Hingabe

Nachdem nun weitesgehend geklärt ist, dass Schreiben zwar nicht natürlich, aber sehr wohl notwendig ist, und vielleicht fast so etwas wie die zweite Natur des Menschen (obwohl das vielleicht schon ein Widerspruch in sich ist), sofern es mit Hingabe betrieben wird, erinnere ich mich an die Aufforderung einer Freundin, mich zu fragen, warum ich schreibe. Und endlich scheint eine Antwort auf, die mich befriedigt: Weil es etwas ist, dem ich mich vorbehaltlos hingeben kann. Das ist nicht jederzeit und unbedingt wahr, aber es ist ein Ziel, eine Möglichkeit, auf die hinzuarbeiten es lohnt.

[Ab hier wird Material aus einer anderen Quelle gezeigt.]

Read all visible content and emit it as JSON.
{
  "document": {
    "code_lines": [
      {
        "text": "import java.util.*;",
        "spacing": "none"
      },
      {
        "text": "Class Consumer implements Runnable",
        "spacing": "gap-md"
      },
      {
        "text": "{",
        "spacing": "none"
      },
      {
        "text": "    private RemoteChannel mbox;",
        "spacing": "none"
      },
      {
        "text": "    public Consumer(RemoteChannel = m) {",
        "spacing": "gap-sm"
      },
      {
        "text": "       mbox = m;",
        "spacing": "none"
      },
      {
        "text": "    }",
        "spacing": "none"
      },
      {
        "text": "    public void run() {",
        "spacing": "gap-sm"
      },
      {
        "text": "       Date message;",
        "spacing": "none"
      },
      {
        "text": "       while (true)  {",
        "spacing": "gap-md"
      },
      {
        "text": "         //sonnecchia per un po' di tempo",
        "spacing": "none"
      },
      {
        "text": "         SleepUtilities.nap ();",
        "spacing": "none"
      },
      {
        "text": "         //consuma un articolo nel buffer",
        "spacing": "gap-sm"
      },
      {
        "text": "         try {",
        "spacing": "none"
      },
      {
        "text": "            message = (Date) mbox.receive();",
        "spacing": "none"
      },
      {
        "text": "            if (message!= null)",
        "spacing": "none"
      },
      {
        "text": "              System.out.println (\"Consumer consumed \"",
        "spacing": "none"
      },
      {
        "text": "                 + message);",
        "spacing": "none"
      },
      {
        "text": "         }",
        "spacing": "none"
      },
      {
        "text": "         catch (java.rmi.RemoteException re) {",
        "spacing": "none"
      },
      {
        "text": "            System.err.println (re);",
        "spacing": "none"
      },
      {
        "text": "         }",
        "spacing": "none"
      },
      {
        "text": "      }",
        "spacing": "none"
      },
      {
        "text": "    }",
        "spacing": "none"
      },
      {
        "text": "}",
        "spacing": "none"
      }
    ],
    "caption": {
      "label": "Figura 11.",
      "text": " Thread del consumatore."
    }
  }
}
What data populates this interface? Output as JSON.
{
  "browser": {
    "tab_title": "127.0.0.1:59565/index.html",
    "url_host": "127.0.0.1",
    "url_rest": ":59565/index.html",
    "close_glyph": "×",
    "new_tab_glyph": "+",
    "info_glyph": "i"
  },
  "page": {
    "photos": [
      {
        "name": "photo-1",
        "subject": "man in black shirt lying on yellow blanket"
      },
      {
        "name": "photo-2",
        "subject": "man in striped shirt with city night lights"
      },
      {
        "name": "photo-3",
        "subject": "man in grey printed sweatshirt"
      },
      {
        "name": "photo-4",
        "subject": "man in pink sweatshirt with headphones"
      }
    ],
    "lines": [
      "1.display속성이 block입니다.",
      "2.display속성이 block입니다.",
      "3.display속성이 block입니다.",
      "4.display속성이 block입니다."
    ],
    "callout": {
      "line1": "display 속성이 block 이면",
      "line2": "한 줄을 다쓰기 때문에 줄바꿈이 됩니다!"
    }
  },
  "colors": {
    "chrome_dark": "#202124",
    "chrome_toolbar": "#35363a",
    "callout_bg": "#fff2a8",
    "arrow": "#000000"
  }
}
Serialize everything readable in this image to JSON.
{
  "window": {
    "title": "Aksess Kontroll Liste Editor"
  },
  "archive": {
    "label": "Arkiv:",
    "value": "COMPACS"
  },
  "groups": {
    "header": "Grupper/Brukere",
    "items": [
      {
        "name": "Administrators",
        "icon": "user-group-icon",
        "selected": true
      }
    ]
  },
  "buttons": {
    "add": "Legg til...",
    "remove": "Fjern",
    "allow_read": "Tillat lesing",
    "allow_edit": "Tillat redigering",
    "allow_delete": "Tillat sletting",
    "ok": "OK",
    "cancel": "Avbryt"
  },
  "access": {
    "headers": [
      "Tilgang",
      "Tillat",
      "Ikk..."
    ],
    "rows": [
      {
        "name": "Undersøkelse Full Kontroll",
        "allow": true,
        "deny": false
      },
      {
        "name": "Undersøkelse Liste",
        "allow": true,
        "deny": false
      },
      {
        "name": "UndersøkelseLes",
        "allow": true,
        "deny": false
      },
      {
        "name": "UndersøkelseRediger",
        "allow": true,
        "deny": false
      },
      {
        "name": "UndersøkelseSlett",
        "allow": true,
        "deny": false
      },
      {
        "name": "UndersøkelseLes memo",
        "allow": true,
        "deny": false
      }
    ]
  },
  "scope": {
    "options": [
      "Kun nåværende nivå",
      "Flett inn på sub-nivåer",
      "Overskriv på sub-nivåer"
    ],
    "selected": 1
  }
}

Etwas, das mich auch so rüde Absagen, wie die einer renommierten Zeitschrift hinnehmen lässt, die mir gestern per Mail mitteilte, meine Gedichte seien für diese Zeitschrift nicht geeignet.

Hingabe

 

Hingabe dachte sie, was für ein schönes, undurchsichtiges Wort. Undurchsichtig wie die Gesichter der Reisenden, der Wartenden. Nur die Kinder hatten klare Mienen, Gesichter, in denen man ohne weiteres lesen konnte. Weil die Kinder sich ganz dem Moment hingaben und nichts diese Hingabe störte. Sie erklärte sich dieses Phänomen mit einer Analogie. Ein Sender im Radio, der immun war gegen jegliche Störsignale. Aus der Vergangenheit, auf die Zukunft bezogen. Diese Wellen liefen durch die Köpfe der Erwachsenen. Das machte ihre Mienen so undurchsichtig.

Hingabe ist eine Fähigkeit, die man verlernt, dachte sie, und die Tatsache, dass sie mit diesem Gedanken das Wort „Hingabe“ ein wenig durchsichtiger gemacht hatte, erfüllte sie keineswegs mit Freude.